Esmeralda was 2 when i got her so 9+8+2= 19 yrs when she died...... she was one month from 20 :(
Nugget was 0.5 when i got her so 9+8+0.5= 17.5 for Nugget herself.
dem some old kitties.
the only fault of pets is that they cant live as long as we HAVE to. frankly.
it is weird you feel like i cant live without you
then you are made to. and it doesnt seem fair i guess a more accurate way of saying it is i dont want to have to live without you.
that is the truth.
and yet i breathe in and i breathe out and i walk on.
until my number comes up.
i just hope when i go it doesnt hurt. or be involved in crime.
i wished that for my ezzy that she would have a peaceful unscary death
i mean as unscary as death can be.
at least that was one thing i was able to give to her.
no more suffering.
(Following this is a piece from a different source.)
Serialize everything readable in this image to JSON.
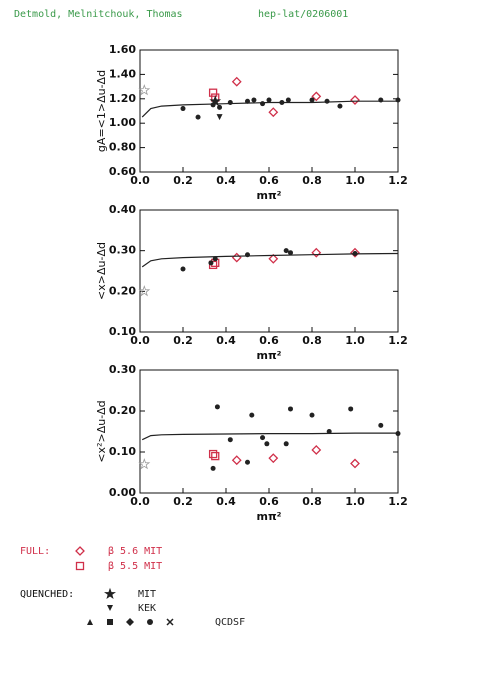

I wish i had done that for poor wee simeon sooner too.
ya this kitten is plenty nifty
we will see
if it is meant to be it will be.
I was offered a job but now i havent heard from the woman
story of my life frankly.
i have been applying for teaching jobs like crazy
all sorts of cities i never would have considered before
the salary this woman offered me? wooooooooo weeeeeee id be rich for me
i would go and try out the job and i would keep my apartment initially here as well
i would stay on disability too at first just to test the waters. i would have a place there,and i would rent this place here.
then if everything worked i would then make the full transition
and wow what a fantastic life i could make for myself.
scary but o so exciting if it could work.
I wouldnt mind teaching somewhere a bit closer to where i am now just for the comfort of familiarity some what
i just know i want a job and i want to teach i want to get out of the sterotyping that people put on me down here
as a psycho.
i am a whole lot more than people think i am
i am a whole lot more capable than others and even i think i am.
i just need a chance and to do it.
ill show em ill prove it to myself
i know i can.
I just need a place and a chance to try again.
free of bias.
i told tami i would even consider growing my hair to my shoulders and putting it in a ponytail if i have to
in order to get a job or keep a teaching job.
whatever at this point the job and my success are more important to me
i love my hair the way it is now
i like it and im comfortable in it
but other people are stupid haters and narrow minded
and if it would bring me 60000 a year to have hair in a pony
then so fuckn be it
i gotta look out for myself.
it is no different than someone saying cut your hair to have a job.
i would do that too
stupid yes but hey our whole society is so stupid
shooting black men just for being black
hands in the air doing absolutely nothing.
i mean that is the absolute epitome of prejudice.
and all white officers all the time. a bunch of white ass MEN that = police.
in the year 2017
ive been saying this for YEARS.
it is funny
for someone so supposedly cray cray
i sure am smart arent i?
anyways i guess the rain is not going to lighten up for me
so it is off to the gym for my weights in a monsoon.
i went and did cardio yesterday and the woman that was working the desk looks at me like im a bug.
they all do in there and it is such small quarters.
it is annoying. i literally only go like three four times a week and i do my own free weights and running on the tread and rebounding on my own twice a week.
enough to use the gym
but not become a part of the gym really.
staves off more problems and doesnt get on my nerves as badly
my weird fucked up neighbor from downstairs comes up and is knocking on the unit door across from me.
i whipped open the door and she goes running down the stairs i said i didnt think anyone was living there?
she says bobby says shes been trying to get a hold of me all day?
im like what? i thought about it she must have meant the land lady perhaps.
there better not be nobody squatting in that unit across from MY FRONT DOOR.
thats all i gotta say right now.
anyways ill ttyl
hope the rain lightens up so i dont end up soaked to work out in. ech nothing worse than soggy ass shoes.